Define $E=C^2([0,1], \mathbb{R})$ and
$V=\{u \in E | u(0)=u(1)=0\}$ and
$ F=\{u \in E | u(0)=0 ,u(1)=1\}$
I want to evaluate the minimum of
$$ J = inf_{u\in F} \left(\int _{[0,1]} u^2+(u\prime)^2 \right) $$
in the proof, we consider the scalar product in $E$ :
$$<u,v>= \int_{[0,1]} uv+(u\prime v\prime)$$
and we state that $F$ is $(1)$ "an affine space of $E$ and direction $V$, and the $codim V=2$ "
and therefore $(2)$"the dimension of $V^{\perp}$ is at most 2 "
and given that $dimV^{\perp}\leq2 $ we prove that $V^{\perp}= Vect \{ch,sh\}$
And then they say $(3)$ "that the minimum $J$ occurs once and only once in $F \cap V^{\perp}$ "

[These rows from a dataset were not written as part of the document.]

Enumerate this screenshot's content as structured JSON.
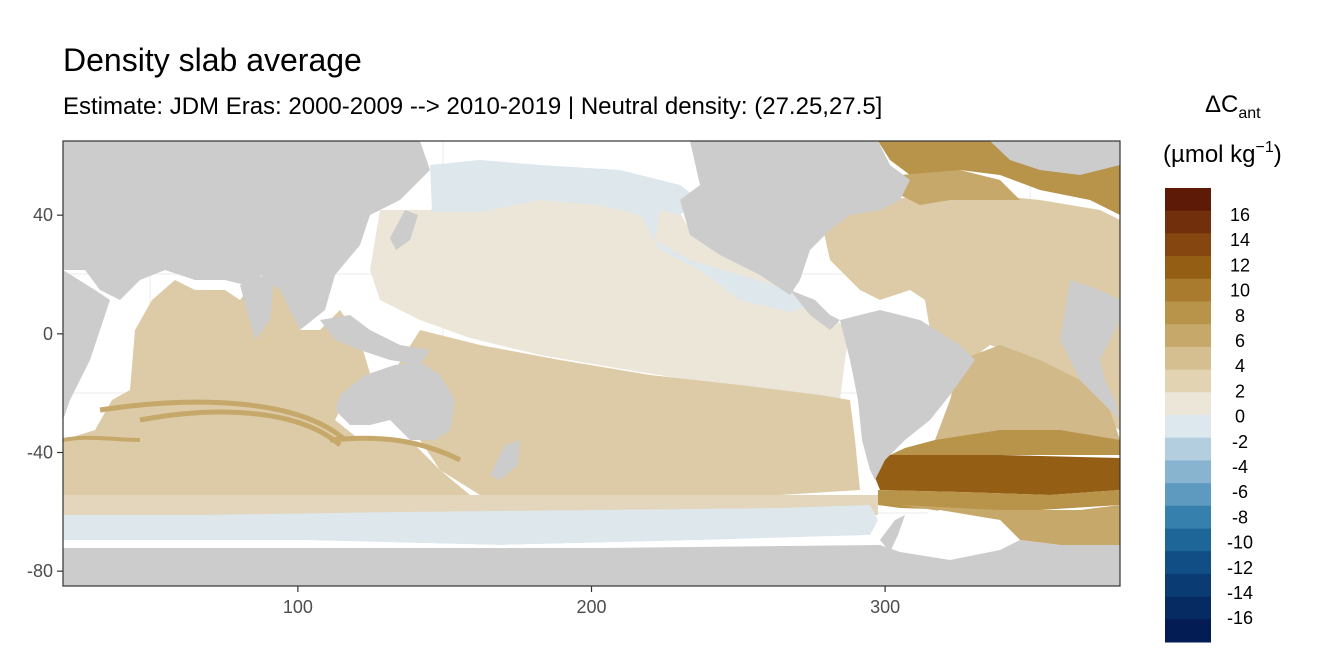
{
  "title": "Density slab average",
  "subtitle": "Estimate: JDM Eras: 2000-2009 --> 2010-2019 | Neutral density: (27.25,27.5]",
  "map": {
    "x_ticks": [
      100,
      200,
      300
    ],
    "y_ticks": [
      40,
      0,
      -40,
      -80
    ],
    "x_range": [
      20,
      380
    ],
    "y_range": [
      -85,
      65
    ],
    "colors": {
      "land": "#cccccc",
      "no_data": "#ffffff",
      "grid": "#ebebeb",
      "frame": "#333333"
    }
  },
  "legend": {
    "title_main": "ΔC",
    "title_sub": "ant",
    "unit_prefix": "(µmol kg",
    "unit_exp": "−1",
    "unit_suffix": ")",
    "labels": [
      "16",
      "14",
      "12",
      "10",
      "8",
      "6",
      "4",
      "2",
      "0",
      "-2",
      "-4",
      "-6",
      "-8",
      "-10",
      "-12",
      "-14",
      "-16"
    ],
    "colors": [
      "#5c1a07",
      "#71300b",
      "#86460f",
      "#955e15",
      "#a87b2e",
      "#b8934a",
      "#c6a86a",
      "#d5bf90",
      "#e2d3b2",
      "#ece6d9",
      "#dce8ee",
      "#b3cedf",
      "#89b4cf",
      "#5e9abf",
      "#3680ad",
      "#1e6698",
      "#104e85",
      "#0a3c73",
      "#062b62",
      "#031c53"
    ]
  }
}
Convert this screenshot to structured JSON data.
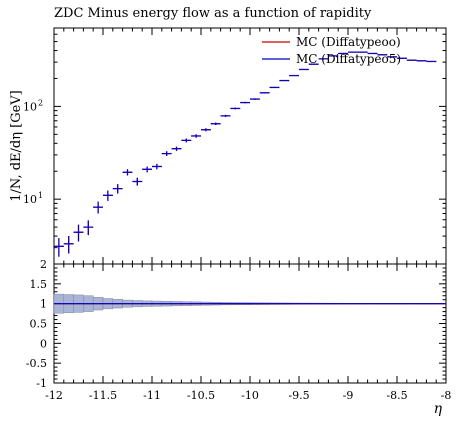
{
  "chart_data": {
    "type": "scatter",
    "title": "ZDC Minus energy flow as a function of rapidity",
    "xlabel": "η",
    "ylabel": "1/N, dE/dη [GeV]",
    "yscale": "log",
    "xlim": [
      -12,
      -8
    ],
    "ylim": [
      2.0,
      700
    ],
    "y_tick_labels": [
      "10",
      "10",
      "10"
    ],
    "y_tick_exponents": [
      "1",
      "2",
      ""
    ],
    "x_tick_labels": [
      "-12",
      "-11.5",
      "-11",
      "-10.5",
      "-10",
      "-9.5",
      "-9",
      "-8.5",
      "-8"
    ],
    "legend": {
      "position": "top-right"
    },
    "series": [
      {
        "name": "MC (Diffatypeoo)",
        "color": "#cc0000",
        "x": [
          -11.95,
          -11.85,
          -11.75,
          -11.65,
          -11.55,
          -11.45,
          -11.35,
          -11.25,
          -11.15,
          -11.05,
          -10.95,
          -10.85,
          -10.75,
          -10.65,
          -10.55,
          -10.45,
          -10.35,
          -10.25,
          -10.15,
          -10.05,
          -9.95,
          -9.85,
          -9.75,
          -9.65,
          -9.55,
          -9.45,
          -9.35,
          -9.25,
          -9.15,
          -9.05,
          -8.95,
          -8.85,
          -8.75,
          -8.65,
          -8.55,
          -8.45,
          -8.35,
          -8.25,
          -8.15
        ],
        "y": [
          3.1,
          3.3,
          4.4,
          5.0,
          8.2,
          11,
          13,
          19.5,
          15.5,
          21,
          22.5,
          31,
          35,
          43,
          48,
          56,
          65,
          79,
          95,
          110,
          120,
          140,
          160,
          190,
          215,
          250,
          285,
          325,
          350,
          372,
          385,
          385,
          372,
          360,
          342,
          330,
          315,
          310,
          305
        ],
        "yerr": [
          0.7,
          0.7,
          0.9,
          0.9,
          1.2,
          1.4,
          1.5,
          1.5,
          1.5,
          1.5,
          1.5,
          1.8,
          1.8,
          2,
          2,
          2,
          2,
          2,
          2,
          2,
          2,
          2,
          2,
          2,
          2,
          2,
          2,
          2,
          2,
          2,
          2,
          2,
          2,
          2,
          2,
          2,
          2,
          2,
          2
        ]
      },
      {
        "name": "MC (Diffatypeo5)",
        "color": "#0000cc",
        "x": [
          -11.95,
          -11.85,
          -11.75,
          -11.65,
          -11.55,
          -11.45,
          -11.35,
          -11.25,
          -11.15,
          -11.05,
          -10.95,
          -10.85,
          -10.75,
          -10.65,
          -10.55,
          -10.45,
          -10.35,
          -10.25,
          -10.15,
          -10.05,
          -9.95,
          -9.85,
          -9.75,
          -9.65,
          -9.55,
          -9.45,
          -9.35,
          -9.25,
          -9.15,
          -9.05,
          -8.95,
          -8.85,
          -8.75,
          -8.65,
          -8.55,
          -8.45,
          -8.35,
          -8.25,
          -8.15
        ],
        "y": [
          3.1,
          3.3,
          4.4,
          5.0,
          8.2,
          11,
          13,
          19.5,
          15.5,
          21,
          22.5,
          31,
          35,
          43,
          48,
          56,
          65,
          79,
          95,
          110,
          120,
          140,
          160,
          190,
          215,
          250,
          285,
          325,
          350,
          372,
          385,
          385,
          372,
          360,
          342,
          330,
          315,
          310,
          305
        ],
        "yerr": [
          0.7,
          0.7,
          0.9,
          0.9,
          1.2,
          1.4,
          1.5,
          1.5,
          1.5,
          1.5,
          1.5,
          1.8,
          1.8,
          2,
          2,
          2,
          2,
          2,
          2,
          2,
          2,
          2,
          2,
          2,
          2,
          2,
          2,
          2,
          2,
          2,
          2,
          2,
          2,
          2,
          2,
          2,
          2,
          2,
          2
        ]
      }
    ],
    "ratio": {
      "ylim": [
        -1,
        2
      ],
      "y_tick_labels": [
        "-1",
        "-0.5",
        "0",
        "0.5",
        "1",
        "1.5",
        "2"
      ],
      "reference": 1,
      "band_halfwidth": [
        0.24,
        0.23,
        0.22,
        0.2,
        0.16,
        0.13,
        0.11,
        0.09,
        0.08,
        0.07,
        0.065,
        0.06,
        0.055,
        0.05,
        0.045,
        0.04,
        0.035,
        0.03,
        0.028,
        0.026,
        0.024,
        0.022,
        0.02,
        0.018,
        0.016,
        0.015,
        0.014,
        0.013,
        0.012,
        0.011,
        0.01,
        0.01,
        0.01,
        0.01,
        0.01,
        0.01,
        0.01,
        0.01,
        0.01
      ]
    }
  }
}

which yields that minimum is at $x \rightarrow sh(x)/sh(1)$
I have no idea why these three bullet points are true, can someone explain?
Fix any $f\in F$ (say $f(x)=x$), then observe that $u\in F\iff u-f\in F$, or alternatively, $F=V+f$.
Both functionals $u\mapsto u(0)$ and $u\mapsto u(1)$ have $1$-codimensional kernel, so their intersection has codimension (at most) $2$.
Since $\bar V\oplus V^\perp =E$, we have $\dim V^\perp ={\rm codim}\, \bar V\le{\rm codim}\, V\le 2$.
We have an affine subspace and we are looking for its point with the smallest distance from the origin (i.e. with smallest norm).
The situation is totally analogous to having an affine plane $F=V+f$ (parallel to the plane $V$ which contains the origin) in the 3d space, and looking for its closest point to the origin: we just take the intersection $V^\perp\cap F$ which should consist of a single element, namely the orthogonal projection $f_{\perp V}$ of $f$.
And, actually the Pythagorean theorem - which holds in arbitrary inner product space - shows that any other $u\in F\setminus V^\perp$ has strictly greater norm than $f_{\perp V}$.